Professor’s Lawsuit Against National Review Can Proceed
On Friday, the District of Columbia Superior Court ruled that climatologist and Penn State professor Michael Mann can proceed in his lawsuits against the National Review and the Competitive Enterprise Institute. Dr. Mann accuses the two conservative entities of defamation for comparing him to convicted rapist Jerry Sandusky last July.
The case has an interesting backstory. Three years ago, hackers leaked private emails between Mann and professors from the Climate Research Unit at East Anglia University in the United Kingdom. Climate change deniers allege that the communications reveal an international conspiracy to advertise man-made global warming. After lengthy investigations from the British authorities, the EPA, and Penn State University, the researchers were by all definitions exonerated — except by those with tin foil hats.
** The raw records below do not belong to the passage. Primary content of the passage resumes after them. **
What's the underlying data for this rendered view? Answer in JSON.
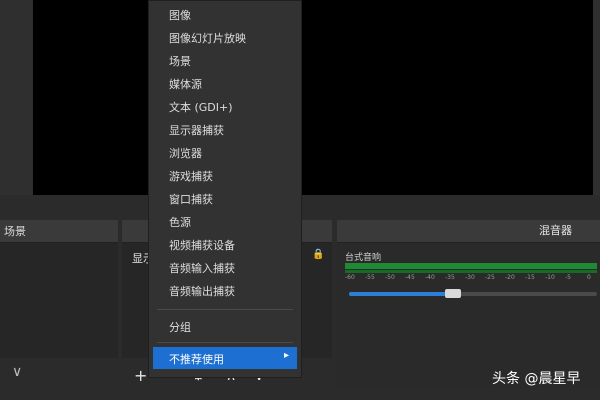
{
  "docks": {
    "scenes": {
      "title": "场景",
      "footer_icon": "chevron-down"
    },
    "sources": {
      "title": "",
      "items": [
        "显示"
      ],
      "toolbar": {
        "add": "+",
        "remove": "−",
        "settings": "⚙",
        "up": "∧",
        "down": "∨"
      }
    },
    "mixer": {
      "title": "混音器",
      "track": "台式音响",
      "scale": [
        "-60",
        "-55",
        "-50",
        "-45",
        "-40",
        "-35",
        "-30",
        "-25",
        "-20",
        "-15",
        "-10",
        "-5",
        "0"
      ],
      "volume_fraction": 0.4
    }
  },
  "menu": {
    "items": [
      "图像",
      "图像幻灯片放映",
      "场景",
      "媒体源",
      "文本 (GDI+)",
      "显示器捕获",
      "浏览器",
      "游戏捕获",
      "窗口捕获",
      "色源",
      "视频捕获设备",
      "音频输入捕获",
      "音频输出捕获"
    ],
    "group": "分组",
    "deprecated": "不推荐使用",
    "submenu_arrow": "▸"
  },
  "watermark": "头条 @晨星早",
  "colors": {
    "menu_bg": "#323232",
    "highlight": "#1d6fd2",
    "meter": "#1e8a34",
    "slider": "#2c7fd6"
  }
}
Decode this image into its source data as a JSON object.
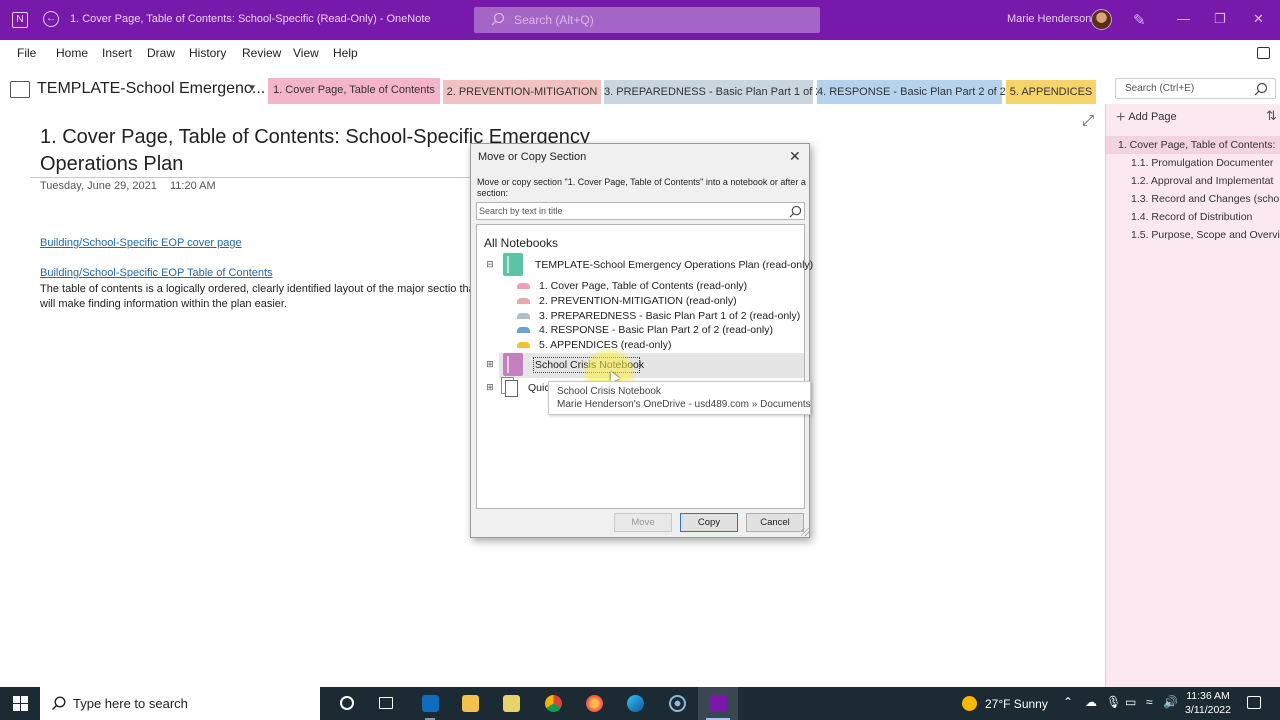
{
  "window": {
    "title": "1. Cover Page, Table of Contents: School-Specific  (Read-Only)  -  OneNote",
    "search_placeholder": "Search (Alt+Q)",
    "user_name": "Marie Henderson",
    "accent": "#7719aa"
  },
  "menu": [
    "File",
    "Home",
    "Insert",
    "Draw",
    "History",
    "Review",
    "View",
    "Help"
  ],
  "notebook": {
    "name": "TEMPLATE-School Emergenc...",
    "sections": [
      {
        "label": "1. Cover Page, Table of Contents",
        "color": "#f4b4c9"
      },
      {
        "label": "2. PREVENTION-MITIGATION",
        "color": "#f2c2c2"
      },
      {
        "label": "3. PREPAREDNESS - Basic Plan Part 1 of 2",
        "color": "#c9d6df"
      },
      {
        "label": "4. RESPONSE - Basic Plan Part 2 of 2",
        "color": "#b6d3ee"
      },
      {
        "label": "5. APPENDICES",
        "color": "#f7d46a"
      }
    ],
    "page_search_placeholder": "Search (Ctrl+E)"
  },
  "page": {
    "title": "1. Cover Page, Table of Contents: School-Specific Emergency Operations Plan",
    "date": "Tuesday, June 29, 2021",
    "time": "11:20 AM",
    "link1": "Building/School-Specific EOP cover page",
    "link2": "Building/School-Specific EOP Table of Contents",
    "body": "The table of contents is a logically ordered, clearly identified layout of the major sectio that will make finding information within the plan easier."
  },
  "pagelist": {
    "add_label": "Add Page",
    "pages": [
      {
        "label": "1. Cover Page, Table of Contents:",
        "selected": true,
        "indent": false
      },
      {
        "label": "1.1. Promulgation Documenter",
        "selected": false,
        "indent": true
      },
      {
        "label": "1.2. Approval and Implementat",
        "selected": false,
        "indent": true
      },
      {
        "label": "1.3. Record and Changes (scho",
        "selected": false,
        "indent": true
      },
      {
        "label": "1.4. Record of Distribution",
        "selected": false,
        "indent": true
      },
      {
        "label": "1.5. Purpose, Scope and Overvi",
        "selected": false,
        "indent": true
      }
    ]
  },
  "dialog": {
    "title": "Move or Copy Section",
    "instruction": "Move or copy section \"1. Cover Page, Table of Contents\" into a notebook or after a section:",
    "search_placeholder": "Search by text in title",
    "all_notebooks": "All Notebooks",
    "notebooks": [
      {
        "name": "TEMPLATE-School Emergency Operations Plan (read-only)",
        "color": "#5cc3a8",
        "expanded": true,
        "sections": [
          {
            "label": "1. Cover Page, Table of Contents (read-only)",
            "color": "#e9a0b8"
          },
          {
            "label": "2. PREVENTION-MITIGATION (read-only)",
            "color": "#e8a9a9"
          },
          {
            "label": "3. PREPAREDNESS - Basic Plan Part 1 of 2 (read-only)",
            "color": "#aebfcc"
          },
          {
            "label": "4. RESPONSE - Basic Plan Part 2 of 2 (read-only)",
            "color": "#6da3cf"
          },
          {
            "label": "5. APPENDICES (read-only)",
            "color": "#f2c230"
          }
        ]
      },
      {
        "name": "School Crisis Notebook",
        "color": "#c47fbf",
        "expanded": false
      },
      {
        "name": "Quic",
        "expanded": false
      }
    ],
    "tooltip_name": "School Crisis Notebook",
    "tooltip_path": "Marie Henderson's OneDrive - usd489.com » Documents",
    "buttons": {
      "move": "Move",
      "copy": "Copy",
      "cancel": "Cancel"
    }
  },
  "taskbar": {
    "search_placeholder": "Type here to search",
    "weather": "27°F  Sunny",
    "time": "11:36 AM",
    "date": "3/11/2022"
  }
}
Conservative deniers cling to the notion that Michael Mann manipulated his findings that the world was getting warmer. A day after the Freeh report’s release, the Competitive Enterprise Institute released a scathing editorial on an administrative cover-up at Penn State over Michael Mann. In addition to calling Penn State’s internal investigation into the scientist “hogwash,” CEI said Mann paralleled the former defensive coordinator because “Mann could be said to be the Jerry Sandusky of climate science, except for instead of molesting children, he molested and tortured data.” The National Review later linked to the op-ed, and said that the author “has a point.”
Unsurprisingly, no one likes to have him/herself likened to a child predator. Michael Mann filed a lawsuit against the prominent magazine and the think tank because the two “maliciously accused (Mann) of academic fraud, the most fundamental defamation that can be levied against a scientist and a professor.” The six counts that Mann is suing for include libel and intentional infliction of emotional distress.
The Superior Court found that the defendants went beyond “brutally honest commentary” in their criticism of Mann and were not protected by the First Amendment.
In December, the National Review issued an appeal for donations to cover their expenses relating to the lawsuit.